Addressing some 140 world leaders gathered in New York for the 64th Session of the United Nations General Assembly, Obama condemned as an illegal "occupation" Israel's presence in its ancestral homeland. And he roundly rejected the right of Jews to live and build communities in the hill country they believe was given to them by their God.
But while, according to the American leader, Israel's people have no right to possess, dwell in and govern the land of their fathers, the United States must insist that Israel "respect the legitimate claims and rights of the Palestinians."
Obama's position indicates his acceptance and intention to champion the Arab narrative - which insists that the "Palestinians" have lived in the land "from time immemorial" and have the right to be formed as a nation in it.

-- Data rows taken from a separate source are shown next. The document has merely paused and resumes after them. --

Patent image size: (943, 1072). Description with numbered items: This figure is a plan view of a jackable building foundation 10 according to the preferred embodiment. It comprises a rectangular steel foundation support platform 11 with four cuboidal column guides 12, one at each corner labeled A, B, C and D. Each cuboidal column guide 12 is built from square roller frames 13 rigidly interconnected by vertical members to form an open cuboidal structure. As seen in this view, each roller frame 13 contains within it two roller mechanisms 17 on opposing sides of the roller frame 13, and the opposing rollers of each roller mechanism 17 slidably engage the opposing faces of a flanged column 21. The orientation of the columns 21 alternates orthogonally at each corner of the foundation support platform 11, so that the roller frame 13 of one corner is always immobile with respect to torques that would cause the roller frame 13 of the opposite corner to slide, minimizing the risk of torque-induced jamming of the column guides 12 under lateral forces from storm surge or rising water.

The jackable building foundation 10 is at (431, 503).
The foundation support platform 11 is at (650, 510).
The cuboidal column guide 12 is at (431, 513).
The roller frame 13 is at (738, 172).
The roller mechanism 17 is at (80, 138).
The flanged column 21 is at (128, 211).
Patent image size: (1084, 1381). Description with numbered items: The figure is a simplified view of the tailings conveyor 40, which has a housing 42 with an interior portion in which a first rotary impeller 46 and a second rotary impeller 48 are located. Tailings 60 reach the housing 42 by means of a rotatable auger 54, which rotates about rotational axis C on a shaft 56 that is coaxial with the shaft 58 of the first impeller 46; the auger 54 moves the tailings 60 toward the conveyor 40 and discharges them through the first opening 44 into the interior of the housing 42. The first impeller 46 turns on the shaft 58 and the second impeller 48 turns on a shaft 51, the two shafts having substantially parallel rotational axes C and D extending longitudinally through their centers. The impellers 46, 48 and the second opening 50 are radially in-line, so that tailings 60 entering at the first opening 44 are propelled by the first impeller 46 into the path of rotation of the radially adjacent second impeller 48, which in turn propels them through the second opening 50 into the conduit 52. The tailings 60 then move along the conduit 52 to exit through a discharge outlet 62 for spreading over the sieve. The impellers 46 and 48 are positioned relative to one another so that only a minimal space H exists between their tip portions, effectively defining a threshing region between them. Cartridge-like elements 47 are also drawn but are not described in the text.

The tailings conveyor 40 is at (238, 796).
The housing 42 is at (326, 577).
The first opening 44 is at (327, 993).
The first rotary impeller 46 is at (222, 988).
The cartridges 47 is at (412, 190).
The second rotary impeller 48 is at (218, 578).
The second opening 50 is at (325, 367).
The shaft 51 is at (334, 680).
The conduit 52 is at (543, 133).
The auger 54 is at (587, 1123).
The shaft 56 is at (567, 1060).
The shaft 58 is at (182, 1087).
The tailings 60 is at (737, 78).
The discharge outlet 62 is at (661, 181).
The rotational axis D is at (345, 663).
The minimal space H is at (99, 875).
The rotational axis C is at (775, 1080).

He has thus rejected the Jewish narrative - which holds that this was the Land of Canaan given to Abraham, then Isaac, then Jacob and then Jacob's descendants; that the nation took root here nearly 4000 years ago, growing and developing in this land and ruling as sovereigns over it; that following the Jews' expulsion from the land they kept burning for two millennia the fire of their intended return; that they are not a foreign implant, not a colony, not in the land in order to assuage stricken western consciences following the Holocaust; that the Palestinian Arabs have no national history - neither in this land nor anywhere else, and that the creation of an Arab state in the historical Jewish homeland constitutes land theft and poses an existential threat to Israel.
Critics slammed Obama's speech as the most anti-Israel message ever delivered by a president of the United States. America's former ambassador to the United Nations, John Bolton, slammed Obama's address as "the most radical anti-Israel speech I can recall any president making."